Agni pondered this with some seriousness. He did not know why the shadow was here. He did not know how long the shadow will continue to exist. Agni did not even know if the being standing before him was a dev, an asur, or a gandharv.
“Because you are completely unknown to me, I shall call you Paroksh,” Agni said. “Do you know what it means?”
“No,” said the one whose name now was Paroksh. “But it is nice to have a name.”
“Names have power Paroksh,” said Agni. “I have had my name for a really long time. I do not know who gave it to me. I do not know why it was given it to me. But it has shaped me and given meaning to my existence. It is in everything I do. In the mortal worlds, it is what causes me to appear. In many ways, my name is all there is to me. If I were to give this name to someone else, I would cease to exist.”
Paroksh was not certain he understood. But he smiled nevertheless. Agni, being Agni, did not smile back, “Your name Paroksh, is the word for that which is unknown.”
Paroksh wondered how his name will shape his destiny. Will he never really know anything? Will his true nature forever be unknown to him? He wondered if he should ask for another name — one that stood for beauty or courage or heroism or intelligence. But Agni resumed talking and Paroksh lost track of the thought.
“Eight hundred years ago,” said Agni, “I happened to offend an enlightened one in one of the higher realms and was cursed to live among mortals.”
“Who was it that cursed you?” Paroksh asked. “And why?”
“I am not sure. It was not all that long ago, but my memories of the incident seem to have faded away. It is just as well. It could not have been pleasant. Besides, I don’t think those fourth-level fellows have names. They are just too damn enlightened for that sort of thing.”

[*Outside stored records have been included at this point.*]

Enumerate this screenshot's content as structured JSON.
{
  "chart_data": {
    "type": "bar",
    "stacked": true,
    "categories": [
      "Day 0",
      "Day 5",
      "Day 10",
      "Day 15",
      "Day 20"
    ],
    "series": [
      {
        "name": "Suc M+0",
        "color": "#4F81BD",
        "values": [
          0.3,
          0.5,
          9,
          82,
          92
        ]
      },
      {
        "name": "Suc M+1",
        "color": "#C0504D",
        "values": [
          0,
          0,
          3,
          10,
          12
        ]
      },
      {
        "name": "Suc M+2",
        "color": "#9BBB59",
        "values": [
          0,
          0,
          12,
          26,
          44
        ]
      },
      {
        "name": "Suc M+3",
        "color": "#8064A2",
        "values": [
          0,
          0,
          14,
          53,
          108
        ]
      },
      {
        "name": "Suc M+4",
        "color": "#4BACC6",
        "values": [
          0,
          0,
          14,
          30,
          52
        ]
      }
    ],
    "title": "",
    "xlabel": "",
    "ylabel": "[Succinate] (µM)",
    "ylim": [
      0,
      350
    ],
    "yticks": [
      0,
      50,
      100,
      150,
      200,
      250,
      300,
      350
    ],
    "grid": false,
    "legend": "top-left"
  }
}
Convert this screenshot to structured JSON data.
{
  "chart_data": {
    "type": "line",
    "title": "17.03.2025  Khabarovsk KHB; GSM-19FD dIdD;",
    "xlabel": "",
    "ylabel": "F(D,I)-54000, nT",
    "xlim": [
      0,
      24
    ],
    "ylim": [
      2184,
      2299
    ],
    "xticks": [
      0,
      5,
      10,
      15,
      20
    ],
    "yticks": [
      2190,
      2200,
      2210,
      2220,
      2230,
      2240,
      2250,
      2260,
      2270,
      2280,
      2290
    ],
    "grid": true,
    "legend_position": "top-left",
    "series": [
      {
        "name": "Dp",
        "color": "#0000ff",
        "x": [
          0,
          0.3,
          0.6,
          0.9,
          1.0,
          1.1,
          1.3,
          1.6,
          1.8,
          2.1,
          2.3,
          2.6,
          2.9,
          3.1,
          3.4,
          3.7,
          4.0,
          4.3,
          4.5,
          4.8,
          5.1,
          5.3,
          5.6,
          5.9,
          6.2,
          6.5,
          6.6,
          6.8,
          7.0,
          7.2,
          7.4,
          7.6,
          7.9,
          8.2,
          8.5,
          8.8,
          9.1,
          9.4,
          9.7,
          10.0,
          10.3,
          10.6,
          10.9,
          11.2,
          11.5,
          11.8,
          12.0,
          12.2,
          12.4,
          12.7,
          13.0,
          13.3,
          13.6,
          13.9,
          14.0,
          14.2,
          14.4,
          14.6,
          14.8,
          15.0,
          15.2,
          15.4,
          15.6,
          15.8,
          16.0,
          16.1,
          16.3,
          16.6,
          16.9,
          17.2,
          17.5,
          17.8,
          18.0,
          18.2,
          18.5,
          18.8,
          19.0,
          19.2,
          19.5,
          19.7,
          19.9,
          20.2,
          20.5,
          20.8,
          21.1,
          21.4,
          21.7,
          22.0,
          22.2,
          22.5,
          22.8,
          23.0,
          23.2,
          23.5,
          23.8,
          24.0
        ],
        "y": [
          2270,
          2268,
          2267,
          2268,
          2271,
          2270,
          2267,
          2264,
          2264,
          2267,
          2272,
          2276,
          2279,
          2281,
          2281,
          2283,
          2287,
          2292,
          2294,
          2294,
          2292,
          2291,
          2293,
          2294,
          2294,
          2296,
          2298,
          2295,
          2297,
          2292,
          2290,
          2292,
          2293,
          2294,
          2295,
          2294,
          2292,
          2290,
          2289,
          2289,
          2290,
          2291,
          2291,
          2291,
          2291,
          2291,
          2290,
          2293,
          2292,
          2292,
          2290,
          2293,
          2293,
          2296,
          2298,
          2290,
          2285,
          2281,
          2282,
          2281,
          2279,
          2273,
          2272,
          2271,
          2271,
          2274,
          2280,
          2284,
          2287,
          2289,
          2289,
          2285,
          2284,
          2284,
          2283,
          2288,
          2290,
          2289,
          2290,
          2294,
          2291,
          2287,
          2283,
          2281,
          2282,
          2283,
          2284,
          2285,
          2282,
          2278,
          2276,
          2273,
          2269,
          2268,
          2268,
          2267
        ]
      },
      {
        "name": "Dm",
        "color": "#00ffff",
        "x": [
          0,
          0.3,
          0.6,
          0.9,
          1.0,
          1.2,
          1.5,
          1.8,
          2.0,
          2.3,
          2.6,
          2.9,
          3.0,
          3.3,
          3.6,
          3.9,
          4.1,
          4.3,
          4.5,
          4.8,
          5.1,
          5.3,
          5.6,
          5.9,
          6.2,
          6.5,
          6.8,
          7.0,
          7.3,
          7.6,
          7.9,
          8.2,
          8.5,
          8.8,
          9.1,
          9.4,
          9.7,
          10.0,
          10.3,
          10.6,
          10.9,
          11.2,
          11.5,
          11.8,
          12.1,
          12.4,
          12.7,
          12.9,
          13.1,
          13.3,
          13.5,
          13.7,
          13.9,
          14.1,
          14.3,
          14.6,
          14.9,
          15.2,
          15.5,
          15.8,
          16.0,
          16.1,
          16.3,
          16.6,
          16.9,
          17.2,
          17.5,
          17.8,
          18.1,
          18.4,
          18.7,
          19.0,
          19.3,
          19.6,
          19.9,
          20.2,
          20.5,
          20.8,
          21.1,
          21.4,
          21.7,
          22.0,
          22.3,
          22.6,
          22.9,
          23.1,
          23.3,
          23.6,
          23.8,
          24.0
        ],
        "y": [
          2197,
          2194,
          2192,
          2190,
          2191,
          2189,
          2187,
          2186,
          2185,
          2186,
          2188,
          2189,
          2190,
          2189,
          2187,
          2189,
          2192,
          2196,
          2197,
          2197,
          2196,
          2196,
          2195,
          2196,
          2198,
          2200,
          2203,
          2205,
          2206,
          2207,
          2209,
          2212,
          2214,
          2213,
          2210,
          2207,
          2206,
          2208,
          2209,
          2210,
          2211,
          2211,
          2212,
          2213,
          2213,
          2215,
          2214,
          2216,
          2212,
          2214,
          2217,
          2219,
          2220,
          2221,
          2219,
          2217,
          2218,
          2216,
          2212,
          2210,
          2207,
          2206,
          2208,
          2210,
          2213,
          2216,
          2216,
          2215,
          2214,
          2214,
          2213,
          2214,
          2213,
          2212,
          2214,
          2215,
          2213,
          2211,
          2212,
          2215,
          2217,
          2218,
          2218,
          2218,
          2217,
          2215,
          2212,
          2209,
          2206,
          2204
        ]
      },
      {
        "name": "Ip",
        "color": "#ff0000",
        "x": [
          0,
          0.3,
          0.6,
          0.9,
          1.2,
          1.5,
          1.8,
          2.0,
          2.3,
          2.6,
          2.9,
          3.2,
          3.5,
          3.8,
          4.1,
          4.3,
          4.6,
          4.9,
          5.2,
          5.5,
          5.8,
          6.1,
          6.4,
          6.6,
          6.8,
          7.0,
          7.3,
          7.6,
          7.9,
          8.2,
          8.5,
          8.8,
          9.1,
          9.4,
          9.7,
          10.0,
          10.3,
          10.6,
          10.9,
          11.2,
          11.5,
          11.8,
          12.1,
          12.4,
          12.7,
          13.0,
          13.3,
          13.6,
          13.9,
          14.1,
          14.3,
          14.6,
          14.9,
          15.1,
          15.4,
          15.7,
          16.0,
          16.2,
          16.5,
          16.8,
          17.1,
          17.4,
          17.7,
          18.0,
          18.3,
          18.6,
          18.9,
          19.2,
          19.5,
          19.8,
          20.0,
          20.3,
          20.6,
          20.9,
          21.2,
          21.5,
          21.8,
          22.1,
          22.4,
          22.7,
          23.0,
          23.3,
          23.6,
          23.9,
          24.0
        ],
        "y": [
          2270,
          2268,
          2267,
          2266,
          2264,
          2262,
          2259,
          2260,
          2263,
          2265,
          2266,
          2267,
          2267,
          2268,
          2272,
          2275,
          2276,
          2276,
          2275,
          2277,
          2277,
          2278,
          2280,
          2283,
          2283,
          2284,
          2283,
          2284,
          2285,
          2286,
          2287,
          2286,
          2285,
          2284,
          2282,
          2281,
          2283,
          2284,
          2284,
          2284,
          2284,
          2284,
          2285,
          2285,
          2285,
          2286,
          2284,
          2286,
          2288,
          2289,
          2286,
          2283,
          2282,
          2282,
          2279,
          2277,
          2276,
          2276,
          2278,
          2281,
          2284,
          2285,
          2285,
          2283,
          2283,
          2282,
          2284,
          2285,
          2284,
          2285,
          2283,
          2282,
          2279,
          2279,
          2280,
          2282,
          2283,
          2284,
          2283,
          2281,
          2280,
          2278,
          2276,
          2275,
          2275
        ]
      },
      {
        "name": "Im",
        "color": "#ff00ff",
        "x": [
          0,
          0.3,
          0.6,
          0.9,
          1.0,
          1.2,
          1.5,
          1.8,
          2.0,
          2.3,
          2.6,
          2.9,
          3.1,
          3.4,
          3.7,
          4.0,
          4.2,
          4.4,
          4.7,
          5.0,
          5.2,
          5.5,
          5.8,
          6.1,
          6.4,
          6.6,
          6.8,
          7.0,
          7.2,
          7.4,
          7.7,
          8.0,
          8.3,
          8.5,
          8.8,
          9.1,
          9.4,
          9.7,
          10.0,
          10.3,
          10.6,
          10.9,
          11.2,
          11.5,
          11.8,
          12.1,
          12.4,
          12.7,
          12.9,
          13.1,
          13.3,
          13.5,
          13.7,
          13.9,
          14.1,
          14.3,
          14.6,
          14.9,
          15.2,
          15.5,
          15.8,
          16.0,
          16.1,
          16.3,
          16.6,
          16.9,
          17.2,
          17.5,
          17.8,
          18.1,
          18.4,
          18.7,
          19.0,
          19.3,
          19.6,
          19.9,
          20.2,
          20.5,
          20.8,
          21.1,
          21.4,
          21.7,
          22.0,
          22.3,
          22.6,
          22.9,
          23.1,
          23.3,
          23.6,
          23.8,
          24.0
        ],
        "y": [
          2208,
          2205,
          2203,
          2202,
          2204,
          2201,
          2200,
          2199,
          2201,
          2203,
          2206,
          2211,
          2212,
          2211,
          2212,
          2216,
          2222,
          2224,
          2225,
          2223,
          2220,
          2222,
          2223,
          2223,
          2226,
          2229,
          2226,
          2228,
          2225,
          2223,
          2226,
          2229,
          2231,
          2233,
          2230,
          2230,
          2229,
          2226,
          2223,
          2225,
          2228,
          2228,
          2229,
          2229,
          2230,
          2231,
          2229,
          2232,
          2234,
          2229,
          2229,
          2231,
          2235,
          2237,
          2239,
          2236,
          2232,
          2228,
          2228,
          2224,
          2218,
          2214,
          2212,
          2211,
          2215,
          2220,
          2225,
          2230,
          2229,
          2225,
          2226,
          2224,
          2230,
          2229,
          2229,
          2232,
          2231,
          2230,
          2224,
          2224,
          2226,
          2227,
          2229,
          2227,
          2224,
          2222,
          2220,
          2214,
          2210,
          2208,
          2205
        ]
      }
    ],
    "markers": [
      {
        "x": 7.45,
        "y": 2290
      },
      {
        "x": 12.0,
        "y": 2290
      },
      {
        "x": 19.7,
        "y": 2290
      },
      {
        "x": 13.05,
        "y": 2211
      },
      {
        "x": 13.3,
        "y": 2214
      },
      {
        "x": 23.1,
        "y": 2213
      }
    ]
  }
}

Paroksh thought that he was perhaps getting needlessly worried about his name. Perhaps it did not matter that much after all. He considered asking Agni if these “fourth-level fellows” were more powerful than the gods, but he got interrupted again.
“I was recently freed from the mortal form I was cursed into through the actions of a human couple. Upon being freed, I appeared before them in my true form and gave them my thanks. I said to them ‘Name your heart’s desire and I will grant it’.
“They asked for a damn child. And they wanted a son with great qualities. A son who would grow up to become brave and influential and who would end war and bring peace and all that. They want a god to incarnate as their offspring!”
Paroksh noticed that Agni’s flames grew to be a deeper shade of red as he spoke. When he was done talking, there was a noticeable flicker and Agni sat down, as if disoriented.
“Are you feeling alright?” Paroksh asked the lord of fires.
“I need to eat,” said Agni, and rose to leave. Paroksh followed him out of Vishnu’s house. The door to the living room swung shut behind them. On the other side, Paroksh discovered, was a large open space with people seated around silver tables, talking and eating all manner of delicacies. The air was filled with gentle music and black frames showed scenes from faraway lands.
“Where are we?” Paroksh asked before he noticed that Agni was wearing a fiery red t-shirt and baggy shorts now.
“The food court at Infiniti Mall. Andheri West, Bombay. Bharatvarsh in the mortal realm,” Agni replied as he looked around for an empty table for them to occupy.